L’Unesco souligne depuis 1989, lors du Congrès international à Yamoussoukro en Côte-d’Ivoire, que « la paix est plus que la fin des conflits armés ». C’est à la fois une situation de non-guerre – que celle-ci soit entre deux ou plusieurs pays ou à l’interne d’un même pays – et une situation de concorde civile et sociale. Même si ce terme de « concorde » peut apparaître daté, il définit une situation qui existe entre des personnes ayant une même disposition de cœur, d’esprit, et vivant en harmonie, éventuellement en collaborant à une œuvre commune.
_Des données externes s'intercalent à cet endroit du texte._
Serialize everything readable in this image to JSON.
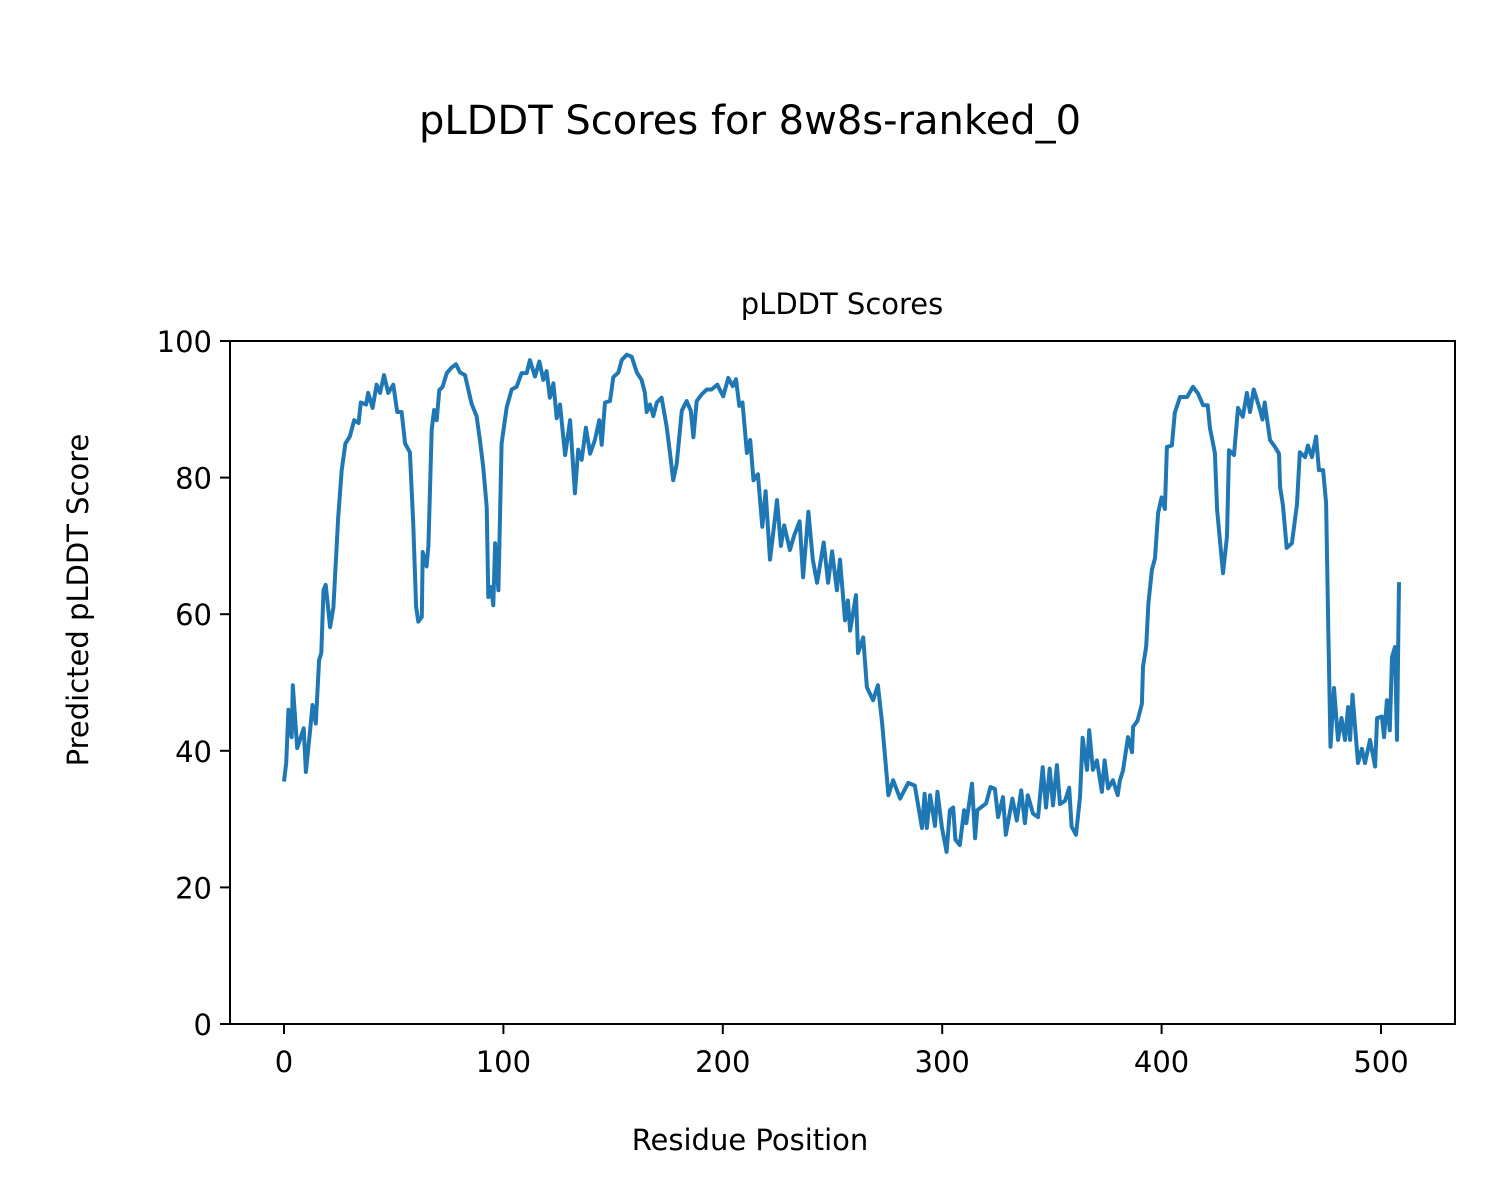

Même si l’éducation ne peut pas tout, construire la paix et plus largement la concorde entre les humains passe par l’éducation, et notamment l’éducation à la culture de paix.
La culture de paix
En 1998, l’ONU a défini la culture de paix comme « un ensemble de valeurs, attitudes, comportements et modes de vie qui rejettent la violence et préviennent les conflits en s’attaquant à leurs racines par le dialogue et la négociation entre les individus, les groupes et des états ». Dans sa suite, l’UNESCO a dessiné les contours de ce que doit être une éducation à la culture de paix. Elle consiste à « promouvoir les connaissances, les valeurs, les attitudes et les compétences nécessaires pour susciter des changements de comportement qui vont permettre aux enfants, aux jeunes et aux adultes de prévenir les conflits et les résoudre de manière pacifique, de prévenir la violence, qu’elle soit explicite ou structurelle, et de créer les conditions qui mènent à la paix – pour soi, entre personnes, entre groupes, ou au niveau national ou international. ». Vaste programme ! Auquel chaque éducateur et éducatrice est déjà sensible car, dès 1989, la Convention internationale des droits de l’enfant préconisait dans son article 29 l’éducation à la culture de paix en précisant que « les États parties conviennent que l’éducation de l’enfant doit viser à (…) préparer l’enfant à assumer les responsabilités de la vie dans une société libre, dans un esprit de compréhension, de paix, de tolérance, d’égalité entre les sexes et d’amitié entre tous les peuples et groupes ethniques, nationaux et religieux, et avec les personnes d’origine autochtone ».
La pédagogie de la paix
Même si ces ambitions peuvent apparaître inatteignables, la paix se bâtit ici et maintenant, dans chaque espace éducatif, par des animateurs, des enseignants conscients de leur rôle en la matière. La paix se bâtit d’abord en considérant qu’il n’y a qu’un seul nous et non un « nous » et un « eux ». Elle se bâtit sur ce qui nous est commun, en premier lieu notre humanité, en considérant qu’avant d’avoir des convictions, des couleurs de peau, des orientations sexuelles différentes, nous sommes avant tout des humains dont le bien le plus précieux est la vie, et tout particulièrement celle de l’autre. Cette prise de conscience que l’humanité est ce qui nous rassemble et qu’elle est supérieure à toutes les divergences qui nous opposent se bâtit ensemble au quotidien, avec les enfants et les adolescents.
Pour ce faire, dans le projet pédagogique, les équipes éducatives peuvent travailler sur trois axes : la construction des relations sociales conviviales, la prévention et l’apaisement des situations de conflits et la démocratie en actes. La construction de relations sociales conviviales est à la base de tout projet d’espace éducatif. Elle passe par l’accueil de tous et toutes, l’information, la pratique d’activités collectives dont le jeu est central ou le partage de temps de vie quotidienne comme le repas ou la nuit au centre. En fait, la question est surtout : comment éviter que toutes les relations sociales conviviales que nous nous appliquons à construire se dégradent ? À cette question, la réponse est en fait évidente et souvent éludée : évitons de recourir à des activités dont la nature même est violente ou un simulacre de guerre, bannissons les jouets et les jeux guerriers et violents, soyons attentifs aux films que nous donnons à voir aux enfants. Il est souvent opposé à ces propositions que l’enfant y a accès ailleurs. Sans doute ! Cependant l’éducation est faite de multiples influences, alors abstenons-nous d’en surajouter.